Andrea Soto indicó que la UNAM generó un diploma hecho con el mismo papel del título, pero no lo aceptó. Señaló que el certificado de estudios entregado “no tiene ni firma ni validez, tiene todas las materias y sus calificaciones, pero ni siquiera el promedio”. En contraste, en marzo pasado la UNAM entregó un título póstumo a Berenice Giles Rivera, quien falleció al derrumbarse una grúa en el festival Axe Ceremonia 2025.

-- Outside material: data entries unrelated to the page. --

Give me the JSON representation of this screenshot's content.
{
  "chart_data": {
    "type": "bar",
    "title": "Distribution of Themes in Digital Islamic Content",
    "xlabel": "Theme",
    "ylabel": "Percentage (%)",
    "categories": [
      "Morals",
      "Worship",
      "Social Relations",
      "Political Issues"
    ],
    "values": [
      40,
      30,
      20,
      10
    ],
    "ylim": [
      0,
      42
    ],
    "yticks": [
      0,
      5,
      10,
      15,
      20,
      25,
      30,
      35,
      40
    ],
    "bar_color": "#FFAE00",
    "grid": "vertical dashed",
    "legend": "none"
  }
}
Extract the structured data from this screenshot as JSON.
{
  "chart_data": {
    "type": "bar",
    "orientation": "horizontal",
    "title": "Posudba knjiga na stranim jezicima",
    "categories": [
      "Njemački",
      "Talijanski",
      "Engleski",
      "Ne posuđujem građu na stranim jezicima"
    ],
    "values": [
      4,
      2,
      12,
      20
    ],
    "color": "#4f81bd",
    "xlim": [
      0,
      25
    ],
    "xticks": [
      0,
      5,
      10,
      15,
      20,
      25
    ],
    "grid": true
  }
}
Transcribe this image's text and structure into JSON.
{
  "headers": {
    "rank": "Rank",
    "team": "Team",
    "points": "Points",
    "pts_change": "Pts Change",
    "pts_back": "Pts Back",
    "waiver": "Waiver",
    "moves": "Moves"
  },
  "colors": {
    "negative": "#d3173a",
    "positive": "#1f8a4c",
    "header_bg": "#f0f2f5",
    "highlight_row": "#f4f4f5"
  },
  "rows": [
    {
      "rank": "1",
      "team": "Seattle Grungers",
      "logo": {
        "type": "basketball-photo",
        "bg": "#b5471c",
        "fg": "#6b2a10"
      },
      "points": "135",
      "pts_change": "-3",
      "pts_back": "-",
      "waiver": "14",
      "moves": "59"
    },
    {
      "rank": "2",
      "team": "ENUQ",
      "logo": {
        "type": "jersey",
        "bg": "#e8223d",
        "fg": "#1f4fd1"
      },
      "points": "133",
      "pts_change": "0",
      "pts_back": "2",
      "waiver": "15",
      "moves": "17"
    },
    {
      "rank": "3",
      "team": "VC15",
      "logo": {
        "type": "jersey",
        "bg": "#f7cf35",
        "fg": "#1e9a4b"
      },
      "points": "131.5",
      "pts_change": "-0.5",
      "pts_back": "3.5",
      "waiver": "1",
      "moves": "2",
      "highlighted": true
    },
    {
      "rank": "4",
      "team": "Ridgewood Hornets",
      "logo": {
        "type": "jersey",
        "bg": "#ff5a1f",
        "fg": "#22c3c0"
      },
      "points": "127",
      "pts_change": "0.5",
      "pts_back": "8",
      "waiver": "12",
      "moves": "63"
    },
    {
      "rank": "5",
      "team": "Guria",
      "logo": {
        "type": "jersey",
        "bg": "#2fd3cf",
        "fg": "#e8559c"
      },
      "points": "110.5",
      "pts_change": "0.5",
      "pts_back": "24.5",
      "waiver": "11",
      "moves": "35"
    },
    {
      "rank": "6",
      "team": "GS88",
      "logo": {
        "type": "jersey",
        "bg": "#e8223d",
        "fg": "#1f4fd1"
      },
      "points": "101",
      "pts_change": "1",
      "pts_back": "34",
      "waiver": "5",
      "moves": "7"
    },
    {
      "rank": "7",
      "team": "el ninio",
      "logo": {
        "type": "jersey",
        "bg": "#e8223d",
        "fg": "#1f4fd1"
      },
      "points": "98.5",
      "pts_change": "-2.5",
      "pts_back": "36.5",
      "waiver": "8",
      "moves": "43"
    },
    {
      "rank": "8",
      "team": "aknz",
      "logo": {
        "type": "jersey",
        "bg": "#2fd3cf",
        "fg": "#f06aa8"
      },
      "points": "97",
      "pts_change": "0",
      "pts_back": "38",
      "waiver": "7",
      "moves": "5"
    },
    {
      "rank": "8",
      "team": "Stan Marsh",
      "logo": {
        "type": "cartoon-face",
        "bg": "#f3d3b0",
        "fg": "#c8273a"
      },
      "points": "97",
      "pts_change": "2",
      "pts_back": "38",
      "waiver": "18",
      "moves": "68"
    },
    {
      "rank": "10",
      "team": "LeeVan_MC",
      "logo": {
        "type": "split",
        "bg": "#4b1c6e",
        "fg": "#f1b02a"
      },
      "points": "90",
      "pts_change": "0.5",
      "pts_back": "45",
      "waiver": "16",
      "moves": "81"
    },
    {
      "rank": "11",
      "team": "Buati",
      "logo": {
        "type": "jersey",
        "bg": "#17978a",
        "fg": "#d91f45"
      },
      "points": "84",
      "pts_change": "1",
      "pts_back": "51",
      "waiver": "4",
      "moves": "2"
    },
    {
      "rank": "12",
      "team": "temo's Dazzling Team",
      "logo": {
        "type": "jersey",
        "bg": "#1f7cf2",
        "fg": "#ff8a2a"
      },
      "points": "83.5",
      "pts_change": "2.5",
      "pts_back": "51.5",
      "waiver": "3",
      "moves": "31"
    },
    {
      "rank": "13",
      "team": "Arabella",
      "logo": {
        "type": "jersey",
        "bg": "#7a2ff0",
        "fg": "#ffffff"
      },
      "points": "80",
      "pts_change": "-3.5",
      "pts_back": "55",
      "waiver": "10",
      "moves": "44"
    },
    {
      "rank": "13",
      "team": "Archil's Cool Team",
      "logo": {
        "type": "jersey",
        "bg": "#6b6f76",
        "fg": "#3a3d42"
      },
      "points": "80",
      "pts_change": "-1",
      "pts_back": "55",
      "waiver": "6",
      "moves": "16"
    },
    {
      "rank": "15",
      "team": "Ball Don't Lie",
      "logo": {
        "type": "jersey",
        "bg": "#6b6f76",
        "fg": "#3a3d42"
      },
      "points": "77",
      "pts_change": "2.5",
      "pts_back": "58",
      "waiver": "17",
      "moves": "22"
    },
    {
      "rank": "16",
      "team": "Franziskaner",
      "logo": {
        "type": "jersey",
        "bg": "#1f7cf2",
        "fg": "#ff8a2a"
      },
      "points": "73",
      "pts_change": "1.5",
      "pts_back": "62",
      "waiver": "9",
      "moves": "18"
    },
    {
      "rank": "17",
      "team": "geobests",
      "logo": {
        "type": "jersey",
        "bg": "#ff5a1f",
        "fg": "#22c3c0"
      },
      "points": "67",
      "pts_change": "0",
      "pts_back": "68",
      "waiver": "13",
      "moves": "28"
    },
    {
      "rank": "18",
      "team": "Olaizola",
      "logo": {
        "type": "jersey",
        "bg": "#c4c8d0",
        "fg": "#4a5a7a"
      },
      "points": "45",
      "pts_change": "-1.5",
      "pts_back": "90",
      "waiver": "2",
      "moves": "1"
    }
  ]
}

La madre enfatizó que “la emisión de un título póstumo es una manera de dignificar su nombre, que durante los últimos seis años ha estado ligado a un proceso de búsqueda de justicia, expuesta muchas veces a la revictimización debido a las narrativas sociales discriminatorias y misóginas que aún persisten”. Asimismo, remarcó que “las medidas de reparación simbólicas y comunitarias son muy importantes y forman parte del ejercicio del derecho a la memoria”.
Dirigiéndose a las autoridades, Andrea Soto stated: “Cuélguelo en su pared para que se acuerde de que le deben su título a mi hija”. Sobre la indagatoria del feminicidio, cometido en Naucalpan, estado de México, la madre dijo que lamentablemente no hay avance y la carpeta sigue en investigación: “Nada de nada nada, está estancado”, indicando que no ha habido ninguna diligencia ni peritaje.